Gillespie is a freelance hair and make-up artist, and said she ends up in a lot of people’s pre-wedding photos.

“I am in the public eye,” she said. “It was difficult for me, being in photos. I would see myself the way I was, and now I am not ashamed to be in someone’s photos.”

Gillespie said she knows she didn’t gain all her weight overnight, and she won’t gain it back from one meal.

“I try to take my energy and put it into a positive light, instead of filling my mouth full of stuff,” she said. “For a long time, that is what I did, and everywhere you go, there is food. So when I am at parties, I stay away from the food table.”

Gillespie said she drinks plenty of water, and avoids pop and sugary drinks.

“I changed my whole life,” she said. “When you change your life in a positive, healthy way, you have more energy.”
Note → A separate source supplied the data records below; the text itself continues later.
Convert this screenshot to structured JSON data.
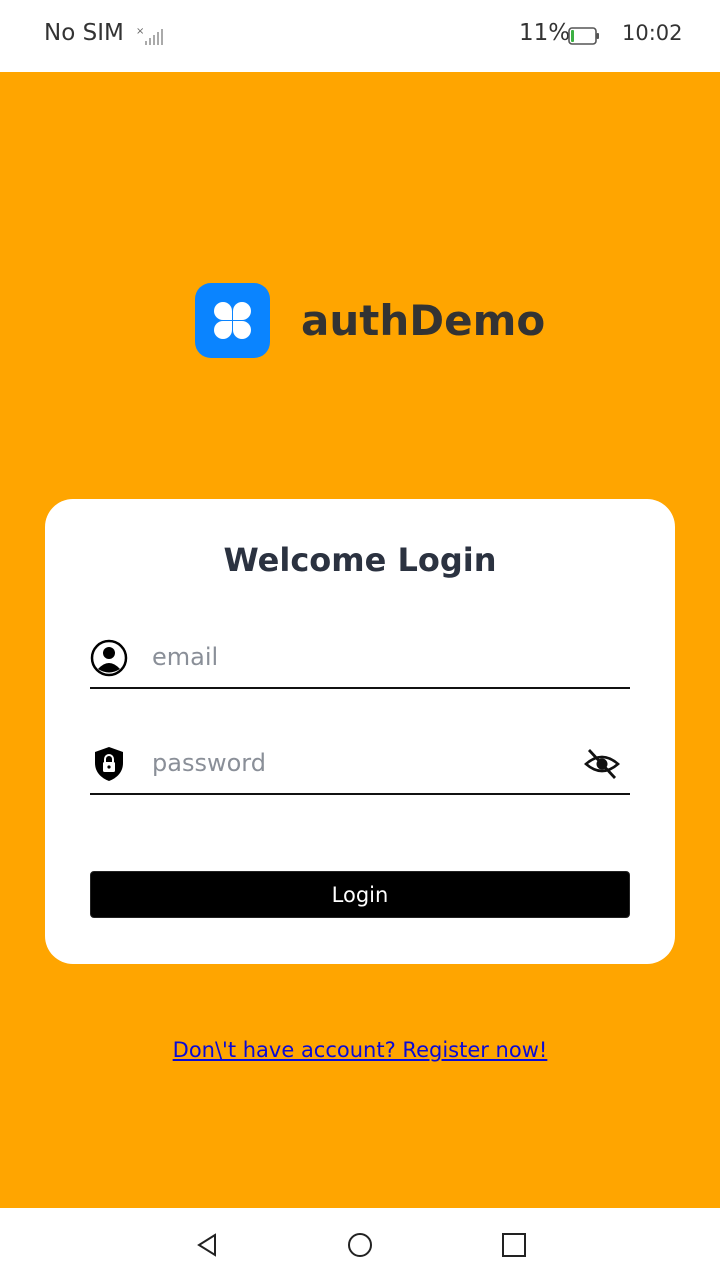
{
  "status_bar": {
    "carrier": "No SIM",
    "battery_percent": "11%",
    "time": "10:02"
  },
  "app": {
    "name": "authDemo",
    "icon": "clover-app-icon"
  },
  "login_card": {
    "title": "Welcome Login",
    "email": {
      "placeholder": "email",
      "value": "",
      "icon": "user-circle-icon"
    },
    "password": {
      "placeholder": "password",
      "value": "",
      "icon": "shield-lock-icon",
      "toggle_icon": "eye-off-icon"
    },
    "login_label": "Login"
  },
  "register_link": "Don\\'t have account? Register now!",
  "nav_bar": {
    "back_icon": "back-triangle-icon",
    "home_icon": "home-circle-icon",
    "recent_icon": "recent-square-icon"
  },
  "colors": {
    "background": "#FFA500",
    "app_icon": "#0A84FF",
    "card": "#FFFFFF",
    "button": "#000000",
    "link": "#0A0AD6"
  }
}
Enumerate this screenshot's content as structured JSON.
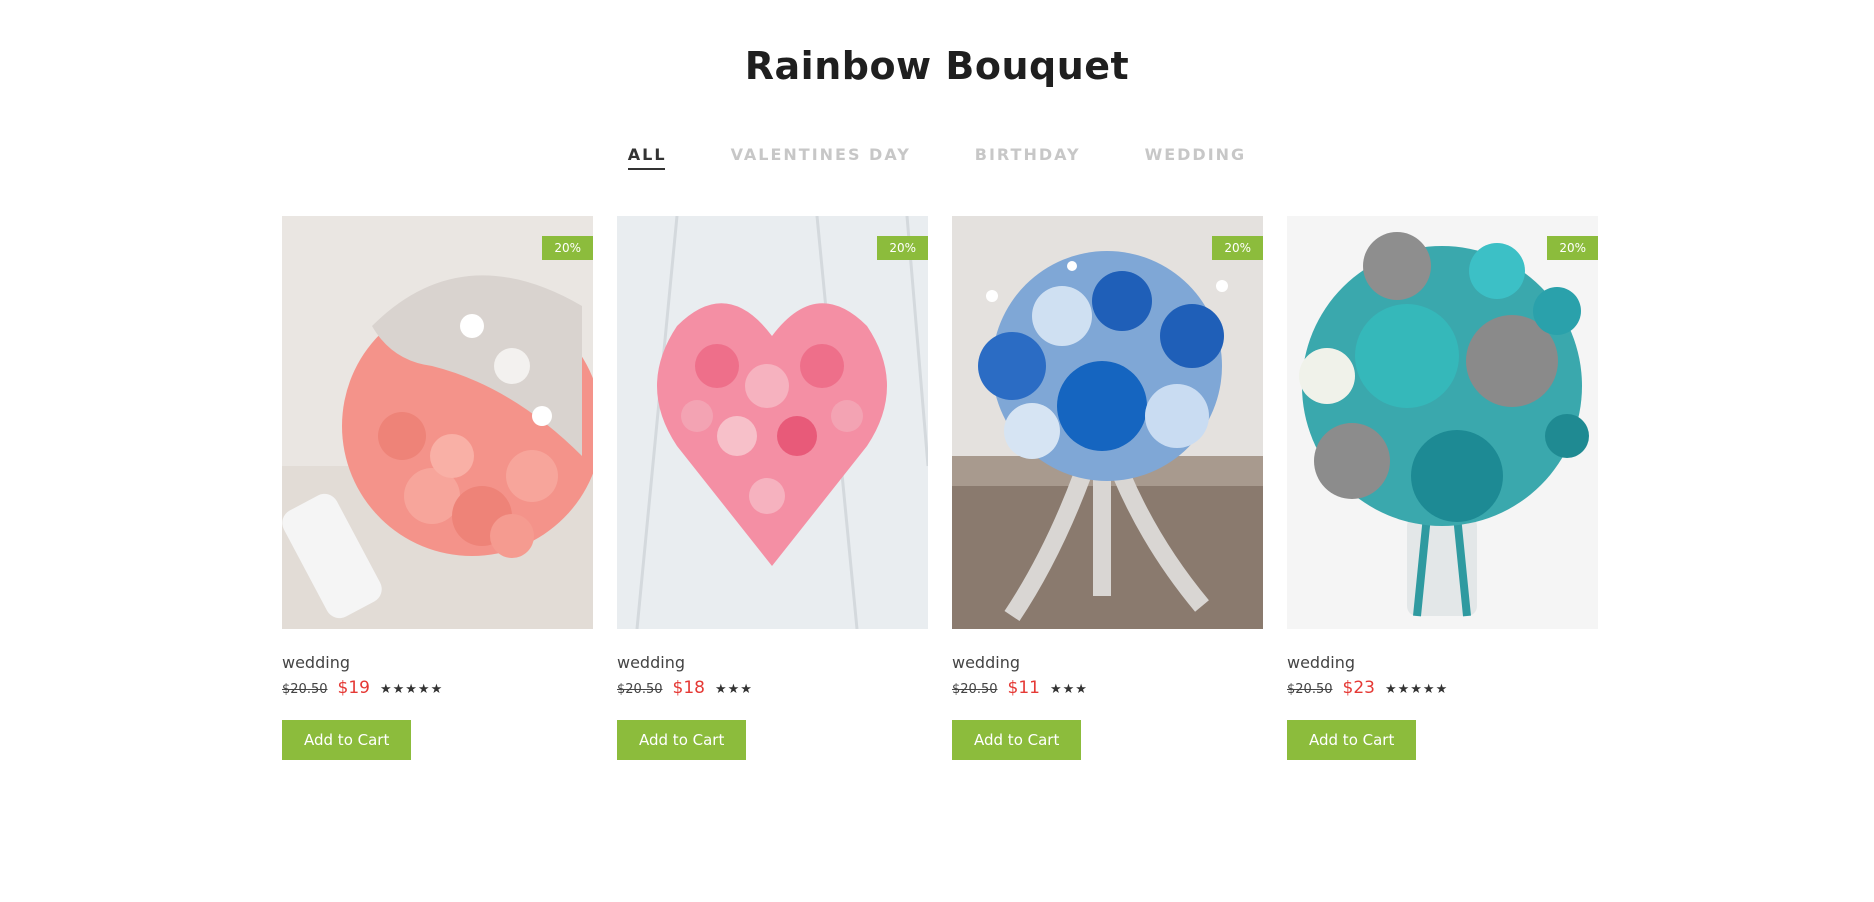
{
  "title": "Rainbow Bouquet",
  "tabs": [
    {
      "label": "ALL",
      "active": true
    },
    {
      "label": "VALENTINES DAY",
      "active": false
    },
    {
      "label": "BIRTHDAY",
      "active": false
    },
    {
      "label": "WEDDING",
      "active": false
    }
  ],
  "products": [
    {
      "image_subject": "pink-rose-crystal-bouquet",
      "badge": "20%",
      "category": "wedding",
      "old_price": "$20.50",
      "price": "$19",
      "stars": "★★★★★",
      "rating": 5,
      "button_label": "Add to Cart"
    },
    {
      "image_subject": "heart-shaped-pink-rose-bouquet",
      "badge": "20%",
      "category": "wedding",
      "old_price": "$20.50",
      "price": "$18",
      "stars": "★★★",
      "rating": 3,
      "button_label": "Add to Cart"
    },
    {
      "image_subject": "blue-rose-ribbon-bouquet",
      "badge": "20%",
      "category": "wedding",
      "old_price": "$20.50",
      "price": "$11",
      "stars": "★★★",
      "rating": 3,
      "button_label": "Add to Cart"
    },
    {
      "image_subject": "teal-gray-rose-bouquet",
      "badge": "20%",
      "category": "wedding",
      "old_price": "$20.50",
      "price": "$23",
      "stars": "★★★★★",
      "rating": 5,
      "button_label": "Add to Cart"
    }
  ],
  "colors": {
    "accent_green": "#8cbc3c",
    "sale_red": "#e53935",
    "tab_inactive": "#c7c7c7",
    "tab_active": "#333333"
  }
}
Gillespie said buying clothes used to be traumatic.

“I remember I would go to buy clothes, and I would just cry in the dressing room and leave with nothing,” she said. “I hid myself. I wasn’t proud of what I was doing, but I couldn’t stop.”

Gillespie said that in some ways, keeping weight off is harder than losing it.

“People think once they have lost it, that’s it, it is never coming back,” she said. “No — you have to work at it forever.”

Gillespie said she hopes she can help motivate others.

“Life gets in the way,” she said. “We just need to find different ways to handle stress and emotions instead of eating it.”